Finding himself in Hollywood, this story starts out with Stewart Hoag, or ‘Hoagy’ for short, along with his basset hound Lulu, ghosting the memoirs of one ex-funnyman Sonny Day. Looking to get back into the limelight, Day is hoping to make a resurgence after his glory days in the fifties as one half of the comedy double act ‘Knight and Day’. It is his hope that this book will get him what he wants, as he aims to ‘tell all’, and reinvent his name with the help of Hoagy’s witty prose. That’s when a killer a strikes, as someone clearly doesn’t want the book being published, with all signs pointing to Hoagy after a corpse is discovered. Will he be able to clear his name and tell the story that needs telling? Can he find out who the real killer is before they strike again? What really became of the man who died laughing?

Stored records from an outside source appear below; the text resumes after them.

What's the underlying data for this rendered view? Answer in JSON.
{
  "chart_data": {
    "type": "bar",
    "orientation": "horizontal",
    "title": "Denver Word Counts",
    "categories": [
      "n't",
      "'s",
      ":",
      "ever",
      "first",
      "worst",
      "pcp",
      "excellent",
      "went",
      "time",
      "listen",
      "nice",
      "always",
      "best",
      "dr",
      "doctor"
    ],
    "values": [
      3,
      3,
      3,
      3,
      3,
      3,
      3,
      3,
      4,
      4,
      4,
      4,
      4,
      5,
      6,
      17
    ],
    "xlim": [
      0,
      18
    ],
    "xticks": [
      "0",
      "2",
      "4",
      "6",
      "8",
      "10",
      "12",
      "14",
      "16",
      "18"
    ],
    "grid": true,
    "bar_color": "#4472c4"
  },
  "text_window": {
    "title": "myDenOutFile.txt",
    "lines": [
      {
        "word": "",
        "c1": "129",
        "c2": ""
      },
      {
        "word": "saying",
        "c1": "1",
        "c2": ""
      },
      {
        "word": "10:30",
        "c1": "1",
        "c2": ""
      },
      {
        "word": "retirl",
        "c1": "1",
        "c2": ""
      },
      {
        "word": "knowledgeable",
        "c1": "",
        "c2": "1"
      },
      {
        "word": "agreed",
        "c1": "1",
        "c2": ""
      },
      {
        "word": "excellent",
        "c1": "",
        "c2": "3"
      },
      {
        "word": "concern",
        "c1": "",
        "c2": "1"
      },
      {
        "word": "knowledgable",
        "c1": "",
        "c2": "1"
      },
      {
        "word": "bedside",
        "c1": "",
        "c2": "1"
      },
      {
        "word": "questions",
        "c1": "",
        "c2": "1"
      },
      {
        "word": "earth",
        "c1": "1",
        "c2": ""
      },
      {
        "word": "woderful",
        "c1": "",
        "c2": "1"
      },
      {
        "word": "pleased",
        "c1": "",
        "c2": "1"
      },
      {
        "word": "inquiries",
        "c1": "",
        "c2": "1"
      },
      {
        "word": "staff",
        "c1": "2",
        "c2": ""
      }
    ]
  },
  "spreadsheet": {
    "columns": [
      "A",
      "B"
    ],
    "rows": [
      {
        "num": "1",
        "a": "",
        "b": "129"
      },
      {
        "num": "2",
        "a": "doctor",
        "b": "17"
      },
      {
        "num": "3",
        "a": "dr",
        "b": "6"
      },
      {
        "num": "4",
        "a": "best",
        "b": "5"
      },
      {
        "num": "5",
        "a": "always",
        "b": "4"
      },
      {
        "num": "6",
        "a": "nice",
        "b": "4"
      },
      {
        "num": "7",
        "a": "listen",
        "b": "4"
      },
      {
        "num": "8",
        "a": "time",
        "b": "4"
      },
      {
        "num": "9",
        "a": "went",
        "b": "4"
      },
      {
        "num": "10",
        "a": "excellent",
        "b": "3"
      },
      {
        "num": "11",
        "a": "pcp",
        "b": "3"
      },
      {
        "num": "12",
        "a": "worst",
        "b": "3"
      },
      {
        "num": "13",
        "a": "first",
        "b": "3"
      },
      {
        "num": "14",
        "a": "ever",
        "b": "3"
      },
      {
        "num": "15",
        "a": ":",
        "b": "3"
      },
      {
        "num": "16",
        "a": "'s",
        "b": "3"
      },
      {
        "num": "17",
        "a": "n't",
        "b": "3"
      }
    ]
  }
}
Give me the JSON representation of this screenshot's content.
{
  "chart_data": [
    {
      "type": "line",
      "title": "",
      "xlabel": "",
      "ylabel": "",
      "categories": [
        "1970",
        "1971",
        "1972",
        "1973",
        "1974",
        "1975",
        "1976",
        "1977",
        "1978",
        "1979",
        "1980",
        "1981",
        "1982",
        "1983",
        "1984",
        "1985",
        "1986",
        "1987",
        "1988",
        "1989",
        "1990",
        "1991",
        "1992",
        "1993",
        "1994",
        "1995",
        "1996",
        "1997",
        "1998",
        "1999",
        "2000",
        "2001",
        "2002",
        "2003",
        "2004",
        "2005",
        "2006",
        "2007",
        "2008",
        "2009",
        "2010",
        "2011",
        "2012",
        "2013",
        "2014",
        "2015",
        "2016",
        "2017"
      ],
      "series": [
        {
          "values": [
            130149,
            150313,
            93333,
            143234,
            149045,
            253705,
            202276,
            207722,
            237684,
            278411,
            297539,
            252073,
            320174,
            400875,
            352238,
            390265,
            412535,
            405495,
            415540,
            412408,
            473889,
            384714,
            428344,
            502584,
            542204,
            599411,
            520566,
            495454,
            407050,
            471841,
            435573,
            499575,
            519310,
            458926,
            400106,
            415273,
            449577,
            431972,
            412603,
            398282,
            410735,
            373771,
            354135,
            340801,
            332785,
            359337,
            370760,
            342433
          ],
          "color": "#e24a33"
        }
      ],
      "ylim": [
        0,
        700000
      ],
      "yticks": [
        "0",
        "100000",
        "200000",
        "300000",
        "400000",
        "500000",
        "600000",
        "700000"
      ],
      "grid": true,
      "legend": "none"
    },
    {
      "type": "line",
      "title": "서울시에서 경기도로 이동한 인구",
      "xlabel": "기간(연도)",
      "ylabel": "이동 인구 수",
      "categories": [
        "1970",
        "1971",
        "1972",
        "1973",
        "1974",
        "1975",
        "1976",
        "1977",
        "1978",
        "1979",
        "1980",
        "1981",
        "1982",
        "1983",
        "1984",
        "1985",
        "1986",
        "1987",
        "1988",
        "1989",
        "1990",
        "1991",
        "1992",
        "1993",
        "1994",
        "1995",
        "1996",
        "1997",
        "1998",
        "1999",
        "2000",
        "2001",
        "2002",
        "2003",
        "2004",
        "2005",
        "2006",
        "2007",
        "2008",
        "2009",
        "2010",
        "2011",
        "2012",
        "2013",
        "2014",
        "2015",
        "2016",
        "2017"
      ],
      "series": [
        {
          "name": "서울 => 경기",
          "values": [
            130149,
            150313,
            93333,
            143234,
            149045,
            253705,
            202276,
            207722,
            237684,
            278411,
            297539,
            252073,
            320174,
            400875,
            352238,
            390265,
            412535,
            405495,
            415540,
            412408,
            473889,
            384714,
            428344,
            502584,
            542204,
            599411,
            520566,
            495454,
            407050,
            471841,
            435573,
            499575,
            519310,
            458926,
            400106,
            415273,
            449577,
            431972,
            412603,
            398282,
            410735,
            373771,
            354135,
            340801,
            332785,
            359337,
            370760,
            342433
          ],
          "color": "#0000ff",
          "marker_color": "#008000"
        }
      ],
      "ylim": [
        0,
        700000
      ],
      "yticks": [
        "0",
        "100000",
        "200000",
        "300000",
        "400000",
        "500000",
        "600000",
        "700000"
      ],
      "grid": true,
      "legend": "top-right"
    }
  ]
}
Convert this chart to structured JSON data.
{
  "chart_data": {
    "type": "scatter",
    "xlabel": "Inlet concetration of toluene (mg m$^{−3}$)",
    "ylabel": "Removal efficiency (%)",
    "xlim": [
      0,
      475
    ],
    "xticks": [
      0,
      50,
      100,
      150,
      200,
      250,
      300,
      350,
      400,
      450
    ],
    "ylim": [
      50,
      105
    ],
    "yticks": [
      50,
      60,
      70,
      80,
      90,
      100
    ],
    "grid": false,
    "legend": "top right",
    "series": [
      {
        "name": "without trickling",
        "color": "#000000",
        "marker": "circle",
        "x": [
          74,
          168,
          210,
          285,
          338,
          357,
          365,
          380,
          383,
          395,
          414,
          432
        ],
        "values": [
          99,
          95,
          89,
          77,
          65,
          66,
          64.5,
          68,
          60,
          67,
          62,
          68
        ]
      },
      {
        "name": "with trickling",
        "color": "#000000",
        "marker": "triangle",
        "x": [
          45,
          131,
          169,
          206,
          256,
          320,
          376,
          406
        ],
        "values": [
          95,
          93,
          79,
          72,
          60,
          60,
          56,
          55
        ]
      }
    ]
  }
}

The Man Who Lived by Night

Initially released in 1989, this was first brought out on the 1st of March just over one year after the release of the first title, as it makes up the second title in the ongoing ‘Stewart Hoag and Lulu’ series of novels. Developing the characters and premise from before, this takes everything in a new and interesting direction, whilst simultaneously remaining true to the original throughout. Keeping the reader guessing right until the very last page, it holds a murder mystery that is intricately woven combining a number of exciting elements.

This time Stewart Hoag heads to England in order to meet the famous rock star Tristram Scarr on his huge estate there. It is here that he finds that Tristram is nocturnal, whilst also confining himself to the estate having never left it over the past ten years. After not getting much from Scarr himself, Hoagy goes on to interview the other band members, soon discovering that Scarr actually believes that their bassist was killed on-stage. This then leads Hoagy to undertake research for the book in order to find out what actually happened there, with plenty of suspects to interview. Will he be able to find the real killer and the truth behind what actually happened? Can he find out why the bassist was killed and the what the motivations were? What is the real truth behind the man who lived by night?

The Stewart Hoag & Lulu Series

As a series, this works because it really knows what it wants to do with the format right from the very beginning, taking it in new and interesting directions. Using a lot of tropes that are atypical to the cozy mystery genre, it definitely manages to make them unique, Handler creates something that is entirely distinctive to him. Creating characters that resonate with their audience, this manages to build a genuine sense of rapport with the reader as the series progresses too. Not showing signs of stopping any time soon either, this is definitely a series that will grow from strength-to-strength for many years to follow yet.